Seyler I, Appel M, Devissaguet J P, Legrand P, Barratt G
URA-CNRS 1218, Faculty of Pharmacy, Chatenay-Malabry, France.
Int J Immunopharmacol. 1996 Jun-Jul;18(6-7):385-92. doi: 10.1016/s0192-0561(96)00041-0.
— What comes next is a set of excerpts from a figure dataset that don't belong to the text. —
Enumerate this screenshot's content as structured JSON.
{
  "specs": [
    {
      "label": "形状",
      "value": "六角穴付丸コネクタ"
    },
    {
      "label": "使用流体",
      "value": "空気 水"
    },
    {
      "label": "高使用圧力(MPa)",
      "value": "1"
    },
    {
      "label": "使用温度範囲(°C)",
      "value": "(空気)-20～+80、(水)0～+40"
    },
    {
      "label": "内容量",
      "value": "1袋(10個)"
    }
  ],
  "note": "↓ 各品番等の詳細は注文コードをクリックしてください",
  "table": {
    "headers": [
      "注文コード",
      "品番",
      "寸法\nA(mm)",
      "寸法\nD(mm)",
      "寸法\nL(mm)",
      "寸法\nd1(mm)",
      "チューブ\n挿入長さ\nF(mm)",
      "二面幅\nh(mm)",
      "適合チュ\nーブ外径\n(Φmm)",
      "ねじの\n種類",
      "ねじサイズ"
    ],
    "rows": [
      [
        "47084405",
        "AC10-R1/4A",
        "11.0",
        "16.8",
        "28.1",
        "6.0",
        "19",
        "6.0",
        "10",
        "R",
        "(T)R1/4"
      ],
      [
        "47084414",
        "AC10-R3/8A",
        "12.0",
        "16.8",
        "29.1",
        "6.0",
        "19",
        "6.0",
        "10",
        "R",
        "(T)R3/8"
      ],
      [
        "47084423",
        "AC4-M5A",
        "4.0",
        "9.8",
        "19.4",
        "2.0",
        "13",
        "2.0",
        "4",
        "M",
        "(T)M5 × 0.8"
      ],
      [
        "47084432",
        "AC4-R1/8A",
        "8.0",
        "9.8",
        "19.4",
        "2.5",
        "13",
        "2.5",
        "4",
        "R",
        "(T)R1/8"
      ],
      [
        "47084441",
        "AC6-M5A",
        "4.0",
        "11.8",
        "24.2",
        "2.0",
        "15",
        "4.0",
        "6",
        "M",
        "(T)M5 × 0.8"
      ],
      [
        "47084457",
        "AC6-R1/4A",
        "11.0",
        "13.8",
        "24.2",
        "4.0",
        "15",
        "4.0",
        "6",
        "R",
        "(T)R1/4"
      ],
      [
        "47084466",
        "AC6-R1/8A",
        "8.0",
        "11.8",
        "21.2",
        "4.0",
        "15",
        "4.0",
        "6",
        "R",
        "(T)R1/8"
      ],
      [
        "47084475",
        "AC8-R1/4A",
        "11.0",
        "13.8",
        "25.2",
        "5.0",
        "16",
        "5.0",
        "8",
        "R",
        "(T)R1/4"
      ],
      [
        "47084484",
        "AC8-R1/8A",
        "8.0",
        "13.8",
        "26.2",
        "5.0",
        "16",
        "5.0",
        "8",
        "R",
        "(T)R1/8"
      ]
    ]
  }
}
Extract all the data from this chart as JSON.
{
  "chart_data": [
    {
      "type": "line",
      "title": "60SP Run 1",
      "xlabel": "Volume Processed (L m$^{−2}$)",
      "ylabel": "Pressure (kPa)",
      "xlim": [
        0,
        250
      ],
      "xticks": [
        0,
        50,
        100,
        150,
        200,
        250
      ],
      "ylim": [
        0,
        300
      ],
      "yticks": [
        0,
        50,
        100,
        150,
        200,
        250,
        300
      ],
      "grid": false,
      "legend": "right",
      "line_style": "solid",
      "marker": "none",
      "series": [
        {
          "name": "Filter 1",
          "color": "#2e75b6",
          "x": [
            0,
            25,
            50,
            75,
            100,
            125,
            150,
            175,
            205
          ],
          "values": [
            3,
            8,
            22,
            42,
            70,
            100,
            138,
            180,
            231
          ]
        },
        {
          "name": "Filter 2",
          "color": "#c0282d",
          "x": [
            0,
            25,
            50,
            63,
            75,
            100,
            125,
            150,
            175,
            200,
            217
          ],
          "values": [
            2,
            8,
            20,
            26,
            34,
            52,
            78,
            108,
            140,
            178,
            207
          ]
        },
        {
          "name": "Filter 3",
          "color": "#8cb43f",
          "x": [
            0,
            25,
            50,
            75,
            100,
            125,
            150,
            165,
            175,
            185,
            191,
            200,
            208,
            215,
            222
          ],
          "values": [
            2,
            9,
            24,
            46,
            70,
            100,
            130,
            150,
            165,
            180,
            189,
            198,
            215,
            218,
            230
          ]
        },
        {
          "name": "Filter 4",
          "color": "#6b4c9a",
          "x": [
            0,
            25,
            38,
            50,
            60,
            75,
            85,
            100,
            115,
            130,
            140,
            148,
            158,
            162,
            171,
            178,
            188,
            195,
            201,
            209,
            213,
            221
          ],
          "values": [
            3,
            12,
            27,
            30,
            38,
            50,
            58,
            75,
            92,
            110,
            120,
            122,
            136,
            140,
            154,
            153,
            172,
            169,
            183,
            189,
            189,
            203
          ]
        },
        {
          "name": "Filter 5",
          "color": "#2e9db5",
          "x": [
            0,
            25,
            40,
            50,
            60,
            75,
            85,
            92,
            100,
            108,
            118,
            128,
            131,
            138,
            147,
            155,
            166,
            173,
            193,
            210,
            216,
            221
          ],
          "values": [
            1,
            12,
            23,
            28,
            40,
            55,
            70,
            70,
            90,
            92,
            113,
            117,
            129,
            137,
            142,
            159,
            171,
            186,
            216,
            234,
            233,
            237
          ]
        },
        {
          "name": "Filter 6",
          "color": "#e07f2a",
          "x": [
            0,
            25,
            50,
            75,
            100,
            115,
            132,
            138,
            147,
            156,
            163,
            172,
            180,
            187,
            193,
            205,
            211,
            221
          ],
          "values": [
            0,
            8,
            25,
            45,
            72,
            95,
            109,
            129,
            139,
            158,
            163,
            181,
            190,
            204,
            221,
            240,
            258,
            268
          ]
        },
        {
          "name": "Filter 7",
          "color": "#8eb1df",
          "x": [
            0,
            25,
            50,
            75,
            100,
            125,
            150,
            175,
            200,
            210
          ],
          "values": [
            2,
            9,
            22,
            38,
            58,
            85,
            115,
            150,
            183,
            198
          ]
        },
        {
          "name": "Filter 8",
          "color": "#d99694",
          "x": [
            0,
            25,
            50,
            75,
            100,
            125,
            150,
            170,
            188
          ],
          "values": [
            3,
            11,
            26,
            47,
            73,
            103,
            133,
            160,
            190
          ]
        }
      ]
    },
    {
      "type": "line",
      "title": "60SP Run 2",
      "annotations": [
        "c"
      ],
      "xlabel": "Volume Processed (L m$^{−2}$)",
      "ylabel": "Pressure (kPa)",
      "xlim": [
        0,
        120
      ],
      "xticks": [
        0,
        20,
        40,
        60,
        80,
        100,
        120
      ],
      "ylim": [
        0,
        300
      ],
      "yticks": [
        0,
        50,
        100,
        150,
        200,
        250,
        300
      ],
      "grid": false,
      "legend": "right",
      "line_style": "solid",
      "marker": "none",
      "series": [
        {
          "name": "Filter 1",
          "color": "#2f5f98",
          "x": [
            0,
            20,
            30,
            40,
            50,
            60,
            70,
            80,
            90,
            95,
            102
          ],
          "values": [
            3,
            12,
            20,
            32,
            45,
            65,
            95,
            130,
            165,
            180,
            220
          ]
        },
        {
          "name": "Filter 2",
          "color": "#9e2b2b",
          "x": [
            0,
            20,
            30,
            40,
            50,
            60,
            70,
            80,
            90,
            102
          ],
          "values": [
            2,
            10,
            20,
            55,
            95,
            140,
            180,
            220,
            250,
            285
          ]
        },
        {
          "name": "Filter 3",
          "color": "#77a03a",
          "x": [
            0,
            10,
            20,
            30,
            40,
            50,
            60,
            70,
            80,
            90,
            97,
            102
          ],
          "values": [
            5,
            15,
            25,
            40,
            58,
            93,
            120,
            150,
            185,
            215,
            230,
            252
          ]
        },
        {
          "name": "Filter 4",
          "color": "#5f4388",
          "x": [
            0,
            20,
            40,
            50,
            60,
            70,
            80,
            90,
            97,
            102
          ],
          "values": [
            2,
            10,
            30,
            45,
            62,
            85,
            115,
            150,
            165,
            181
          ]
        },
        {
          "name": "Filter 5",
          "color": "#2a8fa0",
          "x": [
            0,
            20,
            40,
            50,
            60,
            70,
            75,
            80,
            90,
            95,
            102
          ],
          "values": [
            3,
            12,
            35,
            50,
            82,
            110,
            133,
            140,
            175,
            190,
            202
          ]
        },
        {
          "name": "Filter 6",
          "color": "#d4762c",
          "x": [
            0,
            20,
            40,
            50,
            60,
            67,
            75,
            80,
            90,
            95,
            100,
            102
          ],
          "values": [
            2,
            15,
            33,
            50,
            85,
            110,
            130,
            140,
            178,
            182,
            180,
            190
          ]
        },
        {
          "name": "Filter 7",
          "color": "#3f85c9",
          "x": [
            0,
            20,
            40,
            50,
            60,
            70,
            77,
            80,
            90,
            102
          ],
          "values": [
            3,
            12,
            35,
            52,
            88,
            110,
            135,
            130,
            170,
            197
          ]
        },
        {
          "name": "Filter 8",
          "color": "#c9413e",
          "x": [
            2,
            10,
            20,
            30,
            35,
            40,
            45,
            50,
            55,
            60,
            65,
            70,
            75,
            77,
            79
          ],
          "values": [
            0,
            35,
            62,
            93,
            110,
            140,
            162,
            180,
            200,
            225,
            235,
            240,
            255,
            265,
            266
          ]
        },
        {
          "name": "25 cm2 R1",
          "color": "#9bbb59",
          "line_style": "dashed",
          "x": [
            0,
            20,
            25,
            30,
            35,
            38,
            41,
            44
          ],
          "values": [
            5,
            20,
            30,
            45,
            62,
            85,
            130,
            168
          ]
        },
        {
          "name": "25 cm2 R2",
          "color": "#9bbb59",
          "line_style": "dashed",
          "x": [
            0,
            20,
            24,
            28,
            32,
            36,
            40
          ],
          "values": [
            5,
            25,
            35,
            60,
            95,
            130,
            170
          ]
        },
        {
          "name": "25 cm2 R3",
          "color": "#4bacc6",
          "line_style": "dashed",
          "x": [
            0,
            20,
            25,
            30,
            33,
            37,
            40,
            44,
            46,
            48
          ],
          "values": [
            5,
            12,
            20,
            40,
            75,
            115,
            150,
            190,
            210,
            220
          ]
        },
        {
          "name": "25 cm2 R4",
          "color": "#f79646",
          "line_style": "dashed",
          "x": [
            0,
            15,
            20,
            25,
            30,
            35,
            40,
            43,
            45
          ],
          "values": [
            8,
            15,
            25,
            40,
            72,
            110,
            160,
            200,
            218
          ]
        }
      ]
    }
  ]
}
The present study evaluates the ability of a new drug carrier: nanocapsules of poly(D,L-lactide) containing muramyldipeptide-L-alanyl-cholesterol (MTP-Chol NC) to induce activation of mouse macrophage cell lines. MTP-Chol NC stimulated nitric oxide (NO) expression and tumor necrosis factor-alpha (TNF-alpha) production, these are two important mediators of macrophage-mediated cytotoxicity. The encapsulated form was more effective than free muramyldipeptide, at low immunomodulator concentrations. The dose-response curves were completely different for NO and TNF-alpha, implying different regulatory mechanisms. In RAW 264.7 cells, the addition of anti-TNF-alpha antibodies during the activation period did not affect the level of nitrite induced by MTP-Chol Nc and lipopolysaccharide. Therefore, autocrine stimulation by TNF-alpha did not contribute to NO production. On the other hand, the presence of an NO synthase inhibitor led to an increase in TNF-alpha secretion. In J774.A1 cells, which were activated by MTP-Chol NC and interferon-gamma, TNF-alpha production seemed to act as a second messenger. Thus, under certain conditions, NO can play a role in modulating the cytotoxic activities of mouse macrophages.
含有胞壁酰二肽-L-丙氨酰-胆固醇的聚(D,L-丙交酯)纳米胶囊(MTP-Chol NC)诱导小鼠巨噬细胞系激活的能力。MTP-Chol NC刺激了一氧化氮(NO)表达和肿瘤坏死因子-α(TNF-α)产生,这两者是巨噬细胞介导的细胞毒性的两个重要介质。在低免疫调节剂浓度下,包封形式比游离胞壁酰二肽更有效。NO和TNF-α的剂量反应曲线完全不同,这意味着不同的调节机制。在RAW 264.7细胞中,在激活期添加抗TNF-α抗体并不影响MTP-Chol Nc和脂多糖诱导的亚硝酸盐水平。因此,TNF-α的自分泌刺激对NO产生没有作用。另一方面,NO合酶抑制剂的存在导致TNF-α分泌增加。在由MTP-Chol NC和干扰素-γ激活的J774.A1细胞中,TNF-α产生似乎充当第二信使。因此,在某些条件下,NO可在调节小鼠巨噬细胞的细胞毒性活性中发挥作用。